Meet Erin
Erin Mabee is an artist and designer originally from the greater Boston area. Her work in the MAGD program focuses on hidden identities and queerness.
Erin is fascinated with the abnormal in design. Her work leans quirky and unexpected as being weird, or queer rather, is a part of her. At a young age Erin found her voice through theater and performance which is where her love for self-expression and the arts derives from. Her early design studies began in Costume Design and eventually led her to Graphic Design. She loves to experiment and find new ways of making in her design.

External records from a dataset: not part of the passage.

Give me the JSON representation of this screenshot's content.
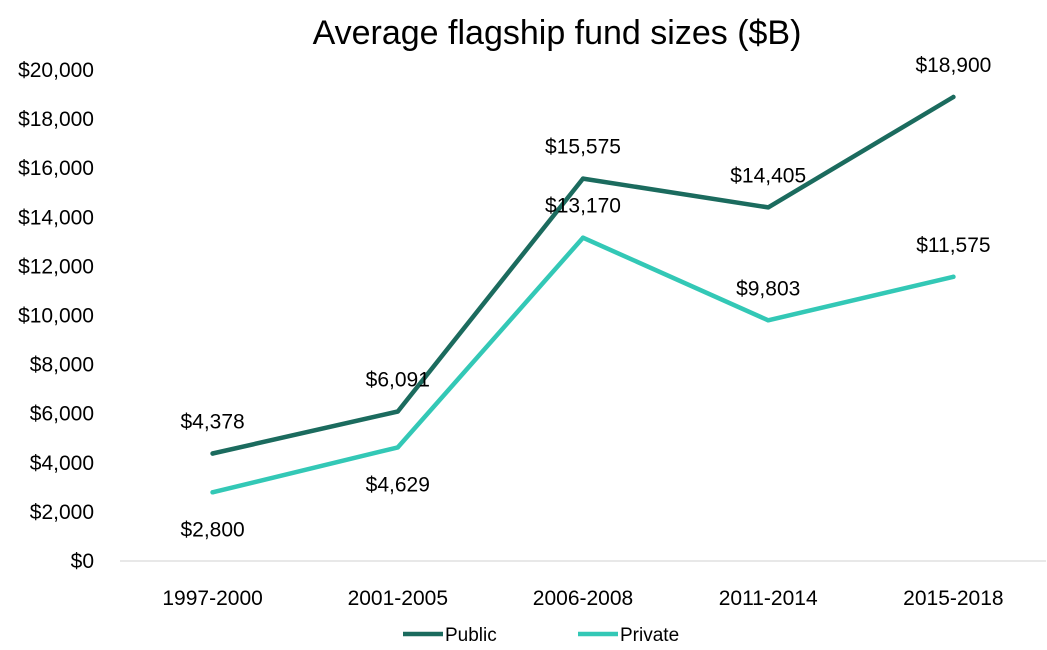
{
  "chart_data": {
    "type": "line",
    "title": "Average flagship fund sizes ($B)",
    "xlabel": "",
    "ylabel": "",
    "categories": [
      "1997-2000",
      "2001-2005",
      "2006-2008",
      "2011-2014",
      "2015-2018"
    ],
    "ylim": [
      0,
      20000
    ],
    "yticks": [
      0,
      2000,
      4000,
      6000,
      8000,
      10000,
      12000,
      14000,
      16000,
      18000,
      20000
    ],
    "ytick_labels": [
      "$0",
      "$2,000",
      "$4,000",
      "$6,000",
      "$8,000",
      "$10,000",
      "$12,000",
      "$14,000",
      "$16,000",
      "$18,000",
      "$20,000"
    ],
    "grid": false,
    "legend_position": "bottom",
    "series": [
      {
        "name": "Public",
        "color": "#1b6b5e",
        "values": [
          4378,
          6091,
          15575,
          14405,
          18900
        ],
        "labels": [
          "$4,378",
          "$6,091",
          "$15,575",
          "$14,405",
          "$18,900"
        ],
        "label_placement": [
          "above",
          "above",
          "above",
          "above",
          "above"
        ]
      },
      {
        "name": "Private",
        "color": "#33c8b6",
        "values": [
          2800,
          4629,
          13170,
          9803,
          11575
        ],
        "labels": [
          "$2,800",
          "$4,629",
          "$13,170",
          "$9,803",
          "$11,575"
        ],
        "label_placement": [
          "below",
          "below",
          "above",
          "above",
          "above"
        ]
      }
    ]
  }
}
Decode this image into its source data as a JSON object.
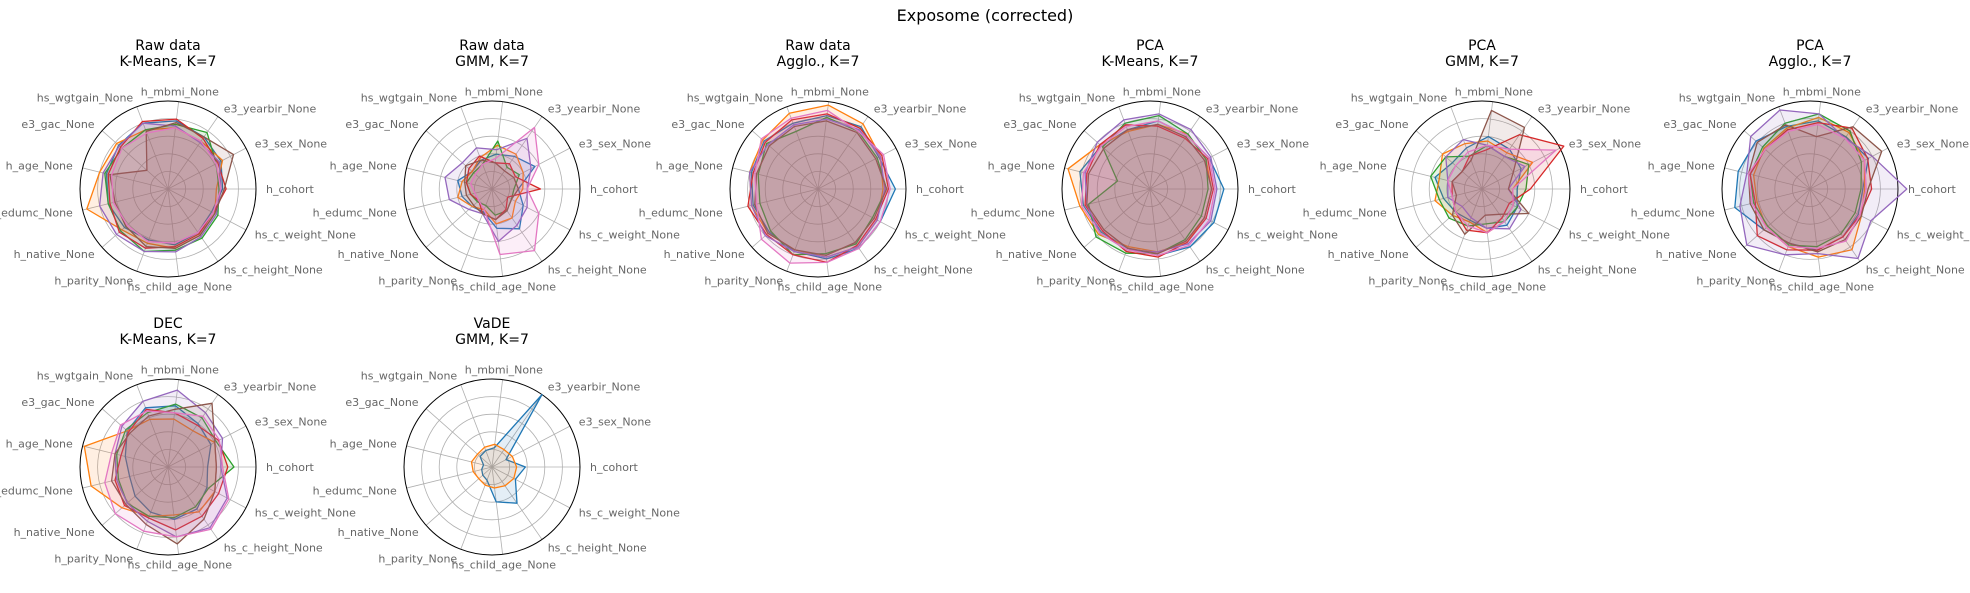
{
  "figure": {
    "title": "Exposome (corrected)",
    "colors": [
      "#1f77b4",
      "#ff7f0e",
      "#2ca02c",
      "#d62728",
      "#9467bd",
      "#8c564b",
      "#e377c2"
    ],
    "axes": [
      "h_cohort",
      "e3_sex_None",
      "e3_yearbir_None",
      "h_mbmi_None",
      "hs_wgtgain_None",
      "e3_gac_None",
      "h_age_None",
      "h_edumc_None",
      "h_native_None",
      "h_parity_None",
      "hs_child_age_None",
      "hs_c_height_None",
      "hs_c_weight_None"
    ]
  },
  "chart_data": [
    {
      "type": "radar",
      "title": [
        "Raw data",
        "K-Means, K=7"
      ],
      "rlim": [
        0,
        1
      ],
      "grid": true,
      "series": [
        {
          "values": [
            0.62,
            0.68,
            0.72,
            0.78,
            0.8,
            0.75,
            0.72,
            0.7,
            0.66,
            0.62,
            0.64,
            0.6,
            0.56
          ]
        },
        {
          "values": [
            0.55,
            0.7,
            0.66,
            0.7,
            0.72,
            0.78,
            0.8,
            0.95,
            0.7,
            0.66,
            0.68,
            0.64,
            0.6
          ]
        },
        {
          "values": [
            0.58,
            0.62,
            0.78,
            0.74,
            0.72,
            0.7,
            0.74,
            0.7,
            0.72,
            0.76,
            0.7,
            0.68,
            0.64
          ]
        },
        {
          "values": [
            0.66,
            0.64,
            0.7,
            0.8,
            0.82,
            0.72,
            0.7,
            0.68,
            0.74,
            0.72,
            0.66,
            0.62,
            0.58
          ]
        },
        {
          "values": [
            0.6,
            0.66,
            0.64,
            0.72,
            0.8,
            0.74,
            0.76,
            0.8,
            0.78,
            0.76,
            0.72,
            0.66,
            0.62
          ]
        },
        {
          "values": [
            0.64,
            0.84,
            0.72,
            0.76,
            0.7,
            0.32,
            0.68,
            0.62,
            0.64,
            0.7,
            0.68,
            0.64,
            0.6
          ]
        },
        {
          "values": [
            0.6,
            0.62,
            0.66,
            0.7,
            0.68,
            0.7,
            0.66,
            0.64,
            0.62,
            0.64,
            0.62,
            0.6,
            0.58
          ]
        }
      ]
    },
    {
      "type": "radar",
      "title": [
        "Raw data",
        "GMM, K=7"
      ],
      "rlim": [
        0,
        1
      ],
      "grid": true,
      "series": [
        {
          "values": [
            0.3,
            0.55,
            0.45,
            0.4,
            0.35,
            0.3,
            0.4,
            0.35,
            0.3,
            0.28,
            0.45,
            0.55,
            0.4
          ]
        },
        {
          "values": [
            0.35,
            0.4,
            0.48,
            0.5,
            0.38,
            0.3,
            0.35,
            0.4,
            0.3,
            0.25,
            0.4,
            0.4,
            0.3
          ]
        },
        {
          "values": [
            0.25,
            0.35,
            0.3,
            0.55,
            0.3,
            0.28,
            0.3,
            0.25,
            0.22,
            0.2,
            0.3,
            0.3,
            0.25
          ]
        },
        {
          "values": [
            0.55,
            0.3,
            0.35,
            0.3,
            0.4,
            0.35,
            0.3,
            0.25,
            0.2,
            0.3,
            0.35,
            0.28,
            0.2
          ]
        },
        {
          "values": [
            0.4,
            0.5,
            0.7,
            0.45,
            0.5,
            0.45,
            0.55,
            0.5,
            0.35,
            0.3,
            0.6,
            0.5,
            0.45
          ]
        },
        {
          "values": [
            0.3,
            0.28,
            0.25,
            0.3,
            0.35,
            0.4,
            0.32,
            0.3,
            0.28,
            0.3,
            0.35,
            0.3,
            0.25
          ]
        },
        {
          "values": [
            0.4,
            0.6,
            0.85,
            0.35,
            0.3,
            0.25,
            0.25,
            0.2,
            0.2,
            0.25,
            0.75,
            0.85,
            0.6
          ]
        }
      ]
    },
    {
      "type": "radar",
      "title": [
        "Raw data",
        "Agglo., K=7"
      ],
      "rlim": [
        0,
        1
      ],
      "grid": true,
      "series": [
        {
          "values": [
            0.88,
            0.78,
            0.86,
            0.84,
            0.8,
            0.82,
            0.78,
            0.76,
            0.74,
            0.76,
            0.8,
            0.82,
            0.8
          ]
        },
        {
          "values": [
            0.74,
            0.8,
            0.9,
            0.96,
            0.92,
            0.84,
            0.8,
            0.78,
            0.76,
            0.74,
            0.78,
            0.8,
            0.76
          ]
        },
        {
          "values": [
            0.78,
            0.76,
            0.8,
            0.82,
            0.7,
            0.78,
            0.7,
            0.68,
            0.72,
            0.8,
            0.74,
            0.76,
            0.7
          ]
        },
        {
          "values": [
            0.8,
            0.82,
            0.84,
            0.86,
            0.84,
            0.8,
            0.76,
            0.82,
            0.78,
            0.8,
            0.84,
            0.78,
            0.74
          ]
        },
        {
          "values": [
            0.76,
            0.8,
            0.82,
            0.8,
            0.78,
            0.76,
            0.8,
            0.78,
            0.8,
            0.76,
            0.78,
            0.8,
            0.76
          ]
        },
        {
          "values": [
            0.78,
            0.74,
            0.78,
            0.78,
            0.76,
            0.74,
            0.72,
            0.74,
            0.76,
            0.74,
            0.76,
            0.74,
            0.72
          ]
        },
        {
          "values": [
            0.82,
            0.84,
            0.8,
            0.9,
            0.86,
            0.86,
            0.74,
            0.72,
            0.86,
            0.9,
            0.84,
            0.82,
            0.8
          ]
        }
      ]
    },
    {
      "type": "radar",
      "title": [
        "PCA",
        "K-Means, K=7"
      ],
      "rlim": [
        0,
        1
      ],
      "grid": true,
      "series": [
        {
          "values": [
            0.84,
            0.76,
            0.74,
            0.78,
            0.72,
            0.74,
            0.82,
            0.78,
            0.74,
            0.72,
            0.76,
            0.8,
            0.82
          ]
        },
        {
          "values": [
            0.7,
            0.72,
            0.76,
            0.74,
            0.7,
            0.76,
            0.96,
            0.82,
            0.78,
            0.7,
            0.72,
            0.74,
            0.7
          ]
        },
        {
          "values": [
            0.66,
            0.72,
            0.76,
            0.84,
            0.8,
            0.72,
            0.38,
            0.72,
            0.82,
            0.78,
            0.74,
            0.7,
            0.66
          ]
        },
        {
          "values": [
            0.72,
            0.74,
            0.7,
            0.72,
            0.78,
            0.76,
            0.74,
            0.76,
            0.72,
            0.76,
            0.78,
            0.74,
            0.72
          ]
        },
        {
          "values": [
            0.76,
            0.78,
            0.82,
            0.86,
            0.84,
            0.8,
            0.76,
            0.74,
            0.76,
            0.74,
            0.72,
            0.76,
            0.78
          ]
        },
        {
          "values": [
            0.7,
            0.7,
            0.72,
            0.74,
            0.72,
            0.7,
            0.72,
            0.74,
            0.7,
            0.72,
            0.74,
            0.72,
            0.7
          ]
        },
        {
          "values": [
            0.74,
            0.76,
            0.74,
            0.78,
            0.76,
            0.74,
            0.78,
            0.8,
            0.76,
            0.74,
            0.76,
            0.78,
            0.76
          ]
        }
      ]
    },
    {
      "type": "radar",
      "title": [
        "PCA",
        "GMM, K=7"
      ],
      "rlim": [
        0,
        1
      ],
      "grid": true,
      "series": [
        {
          "values": [
            0.4,
            0.5,
            0.55,
            0.6,
            0.5,
            0.45,
            0.55,
            0.45,
            0.4,
            0.38,
            0.45,
            0.5,
            0.45
          ]
        },
        {
          "values": [
            0.35,
            0.65,
            0.5,
            0.55,
            0.55,
            0.6,
            0.5,
            0.55,
            0.45,
            0.4,
            0.5,
            0.45,
            0.4
          ]
        },
        {
          "values": [
            0.5,
            0.6,
            0.45,
            0.5,
            0.4,
            0.55,
            0.6,
            0.5,
            0.5,
            0.45,
            0.4,
            0.45,
            0.45
          ]
        },
        {
          "values": [
            0.55,
            1.05,
            0.75,
            0.45,
            0.4,
            0.3,
            0.35,
            0.35,
            0.4,
            0.5,
            0.5,
            0.4,
            0.35
          ]
        },
        {
          "values": [
            0.3,
            0.55,
            0.45,
            0.5,
            0.6,
            0.55,
            0.4,
            0.4,
            0.3,
            0.35,
            0.45,
            0.55,
            0.5
          ]
        },
        {
          "values": [
            0.3,
            0.4,
            0.85,
            0.9,
            0.35,
            0.3,
            0.35,
            0.3,
            0.45,
            0.55,
            0.3,
            0.35,
            0.6
          ]
        },
        {
          "values": [
            0.35,
            0.95,
            0.55,
            0.5,
            0.45,
            0.4,
            0.4,
            0.35,
            0.4,
            0.45,
            0.5,
            0.45,
            0.4
          ]
        }
      ]
    },
    {
      "type": "radar",
      "title": [
        "PCA",
        "Agglo., K=7"
      ],
      "rlim": [
        0,
        1
      ],
      "grid": true,
      "series": [
        {
          "values": [
            0.6,
            0.75,
            0.72,
            0.78,
            0.76,
            0.82,
            0.84,
            0.88,
            0.7,
            0.66,
            0.7,
            0.66,
            0.62
          ]
        },
        {
          "values": [
            0.62,
            0.7,
            0.78,
            0.82,
            0.74,
            0.7,
            0.66,
            0.62,
            0.66,
            0.7,
            0.78,
            0.84,
            0.66
          ]
        },
        {
          "values": [
            0.58,
            0.66,
            0.8,
            0.86,
            0.8,
            0.72,
            0.7,
            0.66,
            0.64,
            0.68,
            0.66,
            0.62,
            0.58
          ]
        },
        {
          "values": [
            0.7,
            0.74,
            0.84,
            0.76,
            0.72,
            0.68,
            0.7,
            0.64,
            0.8,
            0.74,
            0.7,
            0.66,
            0.64
          ]
        },
        {
          "values": [
            1.1,
            0.8,
            0.7,
            0.86,
            0.96,
            0.9,
            0.74,
            0.82,
            0.96,
            0.8,
            0.74,
            0.96,
            0.78
          ]
        },
        {
          "values": [
            0.66,
            0.92,
            0.86,
            0.6,
            0.78,
            0.8,
            0.72,
            0.7,
            0.7,
            0.66,
            0.72,
            0.7,
            0.66
          ]
        },
        {
          "values": [
            0.64,
            0.7,
            0.7,
            0.74,
            0.7,
            0.68,
            0.72,
            0.68,
            0.66,
            0.7,
            0.68,
            0.72,
            0.64
          ]
        }
      ]
    },
    {
      "type": "radar",
      "title": [
        "DEC",
        "K-Means, K=7"
      ],
      "rlim": [
        0,
        1
      ],
      "grid": true,
      "series": [
        {
          "values": [
            0.45,
            0.55,
            0.6,
            0.7,
            0.72,
            0.62,
            0.5,
            0.45,
            0.5,
            0.55,
            0.6,
            0.58,
            0.5
          ]
        },
        {
          "values": [
            0.55,
            0.6,
            0.5,
            0.55,
            0.58,
            0.62,
            0.98,
            0.9,
            0.7,
            0.6,
            0.55,
            0.62,
            0.6
          ]
        },
        {
          "values": [
            0.75,
            0.62,
            0.68,
            0.72,
            0.66,
            0.64,
            0.6,
            0.58,
            0.62,
            0.6,
            0.58,
            0.55,
            0.52
          ]
        },
        {
          "values": [
            0.68,
            0.65,
            0.58,
            0.62,
            0.7,
            0.6,
            0.55,
            0.62,
            0.66,
            0.62,
            0.72,
            0.68,
            0.65
          ]
        },
        {
          "values": [
            0.6,
            0.7,
            0.75,
            0.88,
            0.8,
            0.7,
            0.62,
            0.6,
            0.62,
            0.66,
            0.8,
            0.84,
            0.76
          ]
        },
        {
          "values": [
            0.55,
            0.6,
            0.88,
            0.66,
            0.62,
            0.58,
            0.62,
            0.66,
            0.64,
            0.7,
            0.88,
            0.72,
            0.6
          ]
        },
        {
          "values": [
            0.62,
            0.66,
            0.7,
            0.62,
            0.68,
            0.72,
            0.66,
            0.74,
            0.8,
            0.78,
            0.8,
            0.86,
            0.78
          ]
        }
      ]
    },
    {
      "type": "radar",
      "title": [
        "VaDE",
        "GMM, K=7"
      ],
      "rlim": [
        0,
        1
      ],
      "grid": true,
      "series": [
        {
          "values": [
            0.38,
            0.18,
            1.0,
            0.22,
            0.2,
            0.18,
            0.1,
            0.12,
            0.14,
            0.16,
            0.4,
            0.5,
            0.3
          ]
        },
        {
          "values": [
            0.28,
            0.26,
            0.24,
            0.26,
            0.24,
            0.22,
            0.24,
            0.22,
            0.2,
            0.22,
            0.24,
            0.26,
            0.28
          ]
        }
      ]
    }
  ]
}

When she is not designing she is either performing Improv Comedy, watching horror movies or dark tv, eating cheese from trader joe’s, reading poetry and astrology, saying she is going to do yoga but having a cocktail instead, discussing Harry Potter with her partner for the 100th time, thinking about calling her mom but forgets [sorry mom, school is hard], or going to bed late.
Dychotomy
An exploration of identity through design
Dychotomy is two bodies of work, Lessons of Anatomy: How To Not Be Lesbian and Ladylike, that both investigate the duality of a hidden identity. I am a queer woman grappling with being closetted for most of my life; these works reflect on how internalized homophobia has manifested for me.
Lessons of Anatomy: How to Not Be Lesbian, is a series of 10 posters dissecting my body and gender expectations. The anatomical design places the viewer in a high school biology classroom and makes the viewer an inspector. The sterile visual juxtaposed with the satirical voice plays with expectations when the viewer engages; not everything is as it seems.
This piece comes from my experience of desperately trying to hide my queerness and the meticulous learning on how to refine my outer appearance to do so. It is not meant to speak for all women or all queer people but shares the effects those two identities in conjunction with eachother have had on my sense of self.
Ladylike is a publication of performing gender through self portraiture. Ladylike takes the experience of boxing yourself into more easily digestible gender norms and destroys it by physically queering the portraits. The publication is printed twice and bound together: first as perfected, refined portraits and second as messy, unedited experiments. Both the perfected self and the messy self are living together; one side is hidden from the viewer later to be discovered, if you spend enough time with her.